Free radicals are highly reactive species which played an important role in the pathogenesis of acute inflammation. In this study, the protective role of the known antioxidant, thioctic acid, in carrageenan-induced acute inflammation in rats was assessed and was compared to the reference non-steroidal anti-inflammatory drug (NSAID) indomethacin. In addition, the roles of oxidative stress, nitric oxide (NO), inducible cyclooxygenase isoform (COX-2) and interleukin (IL)-10 mRNA expressions in thioctic acid-induced effects were also investigated.

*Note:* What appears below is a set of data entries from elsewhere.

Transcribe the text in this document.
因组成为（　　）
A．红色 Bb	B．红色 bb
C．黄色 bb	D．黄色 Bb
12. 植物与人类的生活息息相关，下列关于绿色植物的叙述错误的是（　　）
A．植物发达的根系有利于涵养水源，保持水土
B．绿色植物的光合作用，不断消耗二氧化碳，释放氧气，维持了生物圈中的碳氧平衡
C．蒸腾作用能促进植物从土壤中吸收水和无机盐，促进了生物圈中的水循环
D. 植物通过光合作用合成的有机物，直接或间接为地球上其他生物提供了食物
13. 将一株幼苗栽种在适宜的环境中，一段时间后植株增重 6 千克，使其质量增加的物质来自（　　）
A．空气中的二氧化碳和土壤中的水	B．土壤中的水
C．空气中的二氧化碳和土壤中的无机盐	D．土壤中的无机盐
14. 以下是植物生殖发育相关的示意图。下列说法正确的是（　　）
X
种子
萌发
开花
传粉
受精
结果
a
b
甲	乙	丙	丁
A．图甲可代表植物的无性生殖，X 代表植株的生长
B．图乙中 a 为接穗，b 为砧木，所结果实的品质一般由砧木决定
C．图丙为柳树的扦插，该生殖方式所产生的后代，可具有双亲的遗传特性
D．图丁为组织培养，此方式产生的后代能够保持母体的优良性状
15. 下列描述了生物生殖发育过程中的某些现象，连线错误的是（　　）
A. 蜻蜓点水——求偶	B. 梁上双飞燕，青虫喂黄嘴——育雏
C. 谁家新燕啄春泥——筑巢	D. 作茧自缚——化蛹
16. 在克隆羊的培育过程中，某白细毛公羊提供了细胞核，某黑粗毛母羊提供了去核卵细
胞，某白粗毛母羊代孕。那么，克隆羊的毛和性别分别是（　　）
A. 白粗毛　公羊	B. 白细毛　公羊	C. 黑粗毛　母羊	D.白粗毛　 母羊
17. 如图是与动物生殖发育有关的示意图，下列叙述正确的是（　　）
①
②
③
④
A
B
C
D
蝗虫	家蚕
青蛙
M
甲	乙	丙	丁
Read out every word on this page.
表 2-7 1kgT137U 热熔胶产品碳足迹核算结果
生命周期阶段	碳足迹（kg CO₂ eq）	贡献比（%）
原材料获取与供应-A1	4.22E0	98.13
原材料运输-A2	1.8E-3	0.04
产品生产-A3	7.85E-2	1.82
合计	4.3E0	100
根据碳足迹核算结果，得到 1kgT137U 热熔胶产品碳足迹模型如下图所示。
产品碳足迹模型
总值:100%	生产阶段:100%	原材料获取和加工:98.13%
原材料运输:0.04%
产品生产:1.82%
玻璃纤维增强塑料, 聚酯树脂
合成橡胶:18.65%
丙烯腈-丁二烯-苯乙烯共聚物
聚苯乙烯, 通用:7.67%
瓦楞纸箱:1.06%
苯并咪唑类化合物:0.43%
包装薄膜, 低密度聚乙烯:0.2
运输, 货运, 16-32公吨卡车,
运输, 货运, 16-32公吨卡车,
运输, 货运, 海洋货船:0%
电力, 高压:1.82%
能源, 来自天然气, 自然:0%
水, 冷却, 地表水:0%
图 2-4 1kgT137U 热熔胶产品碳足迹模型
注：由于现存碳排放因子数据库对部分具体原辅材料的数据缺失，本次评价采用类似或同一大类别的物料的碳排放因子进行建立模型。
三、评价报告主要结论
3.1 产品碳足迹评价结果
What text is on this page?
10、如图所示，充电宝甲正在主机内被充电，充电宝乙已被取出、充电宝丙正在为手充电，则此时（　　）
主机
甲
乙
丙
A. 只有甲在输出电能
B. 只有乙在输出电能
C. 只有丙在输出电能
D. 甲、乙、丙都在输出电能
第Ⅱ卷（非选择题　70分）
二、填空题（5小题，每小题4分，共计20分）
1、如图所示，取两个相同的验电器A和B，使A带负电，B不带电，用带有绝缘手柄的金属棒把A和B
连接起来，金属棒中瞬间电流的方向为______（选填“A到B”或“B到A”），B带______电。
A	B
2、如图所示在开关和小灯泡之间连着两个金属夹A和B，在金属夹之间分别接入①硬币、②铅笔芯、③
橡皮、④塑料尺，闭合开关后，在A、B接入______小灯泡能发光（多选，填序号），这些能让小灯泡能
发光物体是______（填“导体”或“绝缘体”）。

Inflammation was induced by injection of 0.1 ml of 1.5% carrageenan into the plantar side of right hind paws of the rats. Thioctic acid (50, 100 or 200 mg/kg), indomethacin (10 mg/kg), DMSO and saline were injected i.p. 2 h before carrageenan injection. The percentage increase in paw weight was calculated. Frozen hind paw were used for estimation of lipid peroxides (MDA), NO, GSH, COX-2 and IL-10 mRNA expression. Formalin fixed hind paw were used for histopathological examination. Thioctic acid (200 mg/kg) reduced both paw edema formation and lymphocytes infiltration more significant than indomethacin itself: Both thioctic acid and indomethacin reduced paw MDA and NO formation. In addition, both agents restored the depleted GSH contents in the paw. Thioctic acid decreased the elevated COX-2 mRNA while indomethacin, failed. Furthermore, thioctic acid increased IL-10 mRNA expression while indomethacin decreased its expression. Thioctic acid exhibited a potent anti-inflammatory effect on carrageenan-induced inflammation compared to the NSAID indomethacin. The mechanisms of thioctic induced protection were proved to be due to reduction of NO, MDA, COX-2 mRNA and induction of GSH, IL-10 mRNA.